É claro que condições materiais razoáveis de vida são importantes, e é fundamental que as políticas públicas objetivem proporcionar essa realidade para todos. Mas centrar a felicidade no consumo e no acúmulo de bens é insustentável.
Ao olhar todos os apelos que hoje relacionam consumo à felicidade, é de se perguntar: como fizeram antigas gerações, antes de todas essas invenções, para serem felizes? Como fazem as pessoas sem carros ou sem últimos modelos para serem felizes?
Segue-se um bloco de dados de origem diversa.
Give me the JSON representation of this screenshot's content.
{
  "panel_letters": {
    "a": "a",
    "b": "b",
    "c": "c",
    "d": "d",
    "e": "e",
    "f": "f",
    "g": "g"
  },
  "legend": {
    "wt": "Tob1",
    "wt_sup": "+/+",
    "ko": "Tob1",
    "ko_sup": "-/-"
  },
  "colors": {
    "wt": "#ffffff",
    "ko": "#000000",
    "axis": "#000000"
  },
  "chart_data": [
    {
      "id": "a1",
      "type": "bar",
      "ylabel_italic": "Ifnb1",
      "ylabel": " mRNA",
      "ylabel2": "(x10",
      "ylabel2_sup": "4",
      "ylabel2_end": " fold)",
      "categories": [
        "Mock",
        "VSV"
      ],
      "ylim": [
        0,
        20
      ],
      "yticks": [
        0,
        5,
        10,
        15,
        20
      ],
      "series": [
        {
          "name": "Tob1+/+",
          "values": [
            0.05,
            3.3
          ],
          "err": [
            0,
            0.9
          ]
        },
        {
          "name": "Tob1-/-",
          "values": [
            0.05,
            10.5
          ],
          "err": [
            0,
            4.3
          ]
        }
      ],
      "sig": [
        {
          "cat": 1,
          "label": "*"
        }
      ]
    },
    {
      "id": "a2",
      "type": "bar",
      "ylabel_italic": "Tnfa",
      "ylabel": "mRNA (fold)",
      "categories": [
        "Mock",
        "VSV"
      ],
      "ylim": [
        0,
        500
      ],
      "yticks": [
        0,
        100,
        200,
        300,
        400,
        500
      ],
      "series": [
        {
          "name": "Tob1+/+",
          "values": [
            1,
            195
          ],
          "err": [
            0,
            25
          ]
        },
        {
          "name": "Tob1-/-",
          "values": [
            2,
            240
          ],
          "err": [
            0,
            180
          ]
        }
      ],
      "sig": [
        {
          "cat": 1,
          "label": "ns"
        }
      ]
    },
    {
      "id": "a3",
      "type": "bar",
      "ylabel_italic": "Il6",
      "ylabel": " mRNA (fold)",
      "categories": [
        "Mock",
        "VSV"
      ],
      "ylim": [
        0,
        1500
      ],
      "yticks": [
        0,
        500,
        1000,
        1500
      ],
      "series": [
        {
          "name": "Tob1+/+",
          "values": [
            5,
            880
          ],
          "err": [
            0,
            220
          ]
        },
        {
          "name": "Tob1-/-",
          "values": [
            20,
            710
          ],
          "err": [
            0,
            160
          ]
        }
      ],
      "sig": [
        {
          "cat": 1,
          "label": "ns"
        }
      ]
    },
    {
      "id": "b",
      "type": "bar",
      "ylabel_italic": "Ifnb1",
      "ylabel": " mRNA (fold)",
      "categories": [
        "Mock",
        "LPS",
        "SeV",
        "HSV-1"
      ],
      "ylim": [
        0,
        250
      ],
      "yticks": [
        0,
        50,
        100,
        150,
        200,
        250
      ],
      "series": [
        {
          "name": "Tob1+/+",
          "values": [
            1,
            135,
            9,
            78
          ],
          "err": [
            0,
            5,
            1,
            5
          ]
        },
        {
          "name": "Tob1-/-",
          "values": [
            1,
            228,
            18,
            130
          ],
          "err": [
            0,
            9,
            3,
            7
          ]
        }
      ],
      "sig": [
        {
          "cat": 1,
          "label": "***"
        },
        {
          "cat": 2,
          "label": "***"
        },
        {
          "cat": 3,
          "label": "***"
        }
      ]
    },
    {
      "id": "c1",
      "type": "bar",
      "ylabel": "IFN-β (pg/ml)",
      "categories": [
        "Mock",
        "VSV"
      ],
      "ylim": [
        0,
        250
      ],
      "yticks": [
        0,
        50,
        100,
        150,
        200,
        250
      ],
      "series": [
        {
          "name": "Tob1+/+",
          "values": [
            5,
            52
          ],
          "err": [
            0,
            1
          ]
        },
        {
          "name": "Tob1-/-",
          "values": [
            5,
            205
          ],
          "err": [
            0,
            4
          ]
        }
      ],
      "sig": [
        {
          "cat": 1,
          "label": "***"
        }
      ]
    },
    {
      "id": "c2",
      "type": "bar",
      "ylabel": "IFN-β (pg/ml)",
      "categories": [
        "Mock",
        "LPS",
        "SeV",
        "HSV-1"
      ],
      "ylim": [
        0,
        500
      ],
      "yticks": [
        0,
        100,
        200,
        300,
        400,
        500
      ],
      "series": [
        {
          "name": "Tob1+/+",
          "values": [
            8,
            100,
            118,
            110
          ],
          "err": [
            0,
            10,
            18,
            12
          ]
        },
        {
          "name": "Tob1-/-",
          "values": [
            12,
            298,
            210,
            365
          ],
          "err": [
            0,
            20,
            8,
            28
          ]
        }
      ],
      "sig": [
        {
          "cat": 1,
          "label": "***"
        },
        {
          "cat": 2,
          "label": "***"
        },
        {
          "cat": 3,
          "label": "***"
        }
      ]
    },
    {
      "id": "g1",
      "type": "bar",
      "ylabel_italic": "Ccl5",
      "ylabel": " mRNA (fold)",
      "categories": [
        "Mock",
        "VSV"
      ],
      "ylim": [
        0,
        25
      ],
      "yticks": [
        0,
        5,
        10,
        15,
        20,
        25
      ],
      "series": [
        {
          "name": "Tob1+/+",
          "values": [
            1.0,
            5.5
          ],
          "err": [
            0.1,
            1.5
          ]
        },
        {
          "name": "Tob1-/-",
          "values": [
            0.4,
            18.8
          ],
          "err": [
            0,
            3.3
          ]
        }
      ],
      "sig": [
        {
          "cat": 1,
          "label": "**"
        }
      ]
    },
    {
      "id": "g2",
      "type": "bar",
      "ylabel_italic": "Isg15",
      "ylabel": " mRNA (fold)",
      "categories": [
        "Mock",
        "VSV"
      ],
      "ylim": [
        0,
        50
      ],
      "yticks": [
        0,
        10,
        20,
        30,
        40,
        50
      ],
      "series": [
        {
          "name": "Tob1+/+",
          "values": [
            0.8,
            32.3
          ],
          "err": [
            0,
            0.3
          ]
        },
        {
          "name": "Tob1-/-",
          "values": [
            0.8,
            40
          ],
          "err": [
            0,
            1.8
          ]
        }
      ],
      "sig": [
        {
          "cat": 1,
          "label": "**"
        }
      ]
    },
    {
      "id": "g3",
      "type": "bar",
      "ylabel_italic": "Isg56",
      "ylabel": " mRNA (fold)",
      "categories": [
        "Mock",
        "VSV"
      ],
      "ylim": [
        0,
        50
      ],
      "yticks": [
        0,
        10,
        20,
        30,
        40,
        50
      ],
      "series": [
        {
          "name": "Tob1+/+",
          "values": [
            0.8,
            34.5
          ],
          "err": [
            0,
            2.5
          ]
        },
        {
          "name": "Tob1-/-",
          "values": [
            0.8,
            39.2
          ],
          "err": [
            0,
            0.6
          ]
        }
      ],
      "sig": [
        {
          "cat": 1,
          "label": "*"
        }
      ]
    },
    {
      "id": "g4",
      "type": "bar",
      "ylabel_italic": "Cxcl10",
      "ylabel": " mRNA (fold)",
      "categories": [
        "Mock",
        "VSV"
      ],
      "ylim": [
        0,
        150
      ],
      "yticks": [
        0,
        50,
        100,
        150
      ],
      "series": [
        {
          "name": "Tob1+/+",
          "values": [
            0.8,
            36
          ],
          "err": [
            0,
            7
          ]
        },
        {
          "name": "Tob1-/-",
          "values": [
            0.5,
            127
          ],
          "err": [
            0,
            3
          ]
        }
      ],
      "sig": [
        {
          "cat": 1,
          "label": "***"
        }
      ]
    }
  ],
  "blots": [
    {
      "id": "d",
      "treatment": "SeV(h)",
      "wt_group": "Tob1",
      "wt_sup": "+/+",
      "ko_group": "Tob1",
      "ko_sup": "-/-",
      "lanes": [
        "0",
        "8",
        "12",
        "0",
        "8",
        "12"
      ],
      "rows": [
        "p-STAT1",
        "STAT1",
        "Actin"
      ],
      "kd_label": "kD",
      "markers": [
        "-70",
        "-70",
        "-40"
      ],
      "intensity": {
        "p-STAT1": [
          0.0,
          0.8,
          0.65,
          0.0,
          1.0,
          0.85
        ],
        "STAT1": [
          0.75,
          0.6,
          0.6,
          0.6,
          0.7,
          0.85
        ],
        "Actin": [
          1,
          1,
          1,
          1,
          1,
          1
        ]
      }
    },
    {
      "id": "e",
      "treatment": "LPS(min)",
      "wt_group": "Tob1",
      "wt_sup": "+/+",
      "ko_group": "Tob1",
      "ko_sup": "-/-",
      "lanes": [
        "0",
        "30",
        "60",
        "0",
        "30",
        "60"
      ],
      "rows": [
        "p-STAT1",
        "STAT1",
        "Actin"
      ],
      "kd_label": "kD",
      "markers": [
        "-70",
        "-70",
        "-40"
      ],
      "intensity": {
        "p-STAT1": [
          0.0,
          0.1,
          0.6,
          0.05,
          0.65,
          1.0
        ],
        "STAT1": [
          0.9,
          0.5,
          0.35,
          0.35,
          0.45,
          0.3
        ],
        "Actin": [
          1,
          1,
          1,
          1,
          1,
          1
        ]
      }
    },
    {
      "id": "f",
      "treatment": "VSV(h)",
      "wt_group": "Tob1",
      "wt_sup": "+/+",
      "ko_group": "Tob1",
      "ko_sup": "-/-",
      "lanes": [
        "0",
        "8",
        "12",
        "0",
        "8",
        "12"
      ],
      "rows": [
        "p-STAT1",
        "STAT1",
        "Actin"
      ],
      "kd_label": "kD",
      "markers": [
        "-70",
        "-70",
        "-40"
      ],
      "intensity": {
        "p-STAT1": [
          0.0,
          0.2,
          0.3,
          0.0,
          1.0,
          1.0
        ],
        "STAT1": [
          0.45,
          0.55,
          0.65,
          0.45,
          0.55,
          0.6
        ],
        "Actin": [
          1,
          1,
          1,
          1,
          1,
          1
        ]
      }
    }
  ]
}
Por que muitas pessoas que têm todos esses bens são infelizes?
Em vez de promovermos investimentos e empregos em atividades artísticas, culturais e educacionais que favoreçam a saúde e o bem-estar, apoiem idosos, pessoas com deficiência, crianças e populações menos favorecidas, priorizem o transporte público de qualidade, preservem a natureza e apostem na pesquisa médica e no desenvolvimento de energias sustentáveis, concentramos nossos esforços em produzir bens de consumo que rapidamente tornamos obsoletos para podermos, enfim, consumir suas novas versões.
Só teremos um modelo de desenvolvimento sustentável que preserve o planeta, reduza a desigualdade e promova a paz, a solidariedade e a qualidade de vida das pessoas e das futuras gerações se houver uma ampla reflexão pessoal e coletiva sobre a felicidade, sobre o que realmente precisamos para sermos felizes. E se essa reflexão pautar a vida das pessoas, empresas, instituições e governos.
* Oded Grajew é coordenador-geral da Rede Nossa São Paulo e presidente emérito do Instituto Ethos.
Texto publicado originalmente no jornal Folha de S.Paulo, em 20 de novembro de 2013.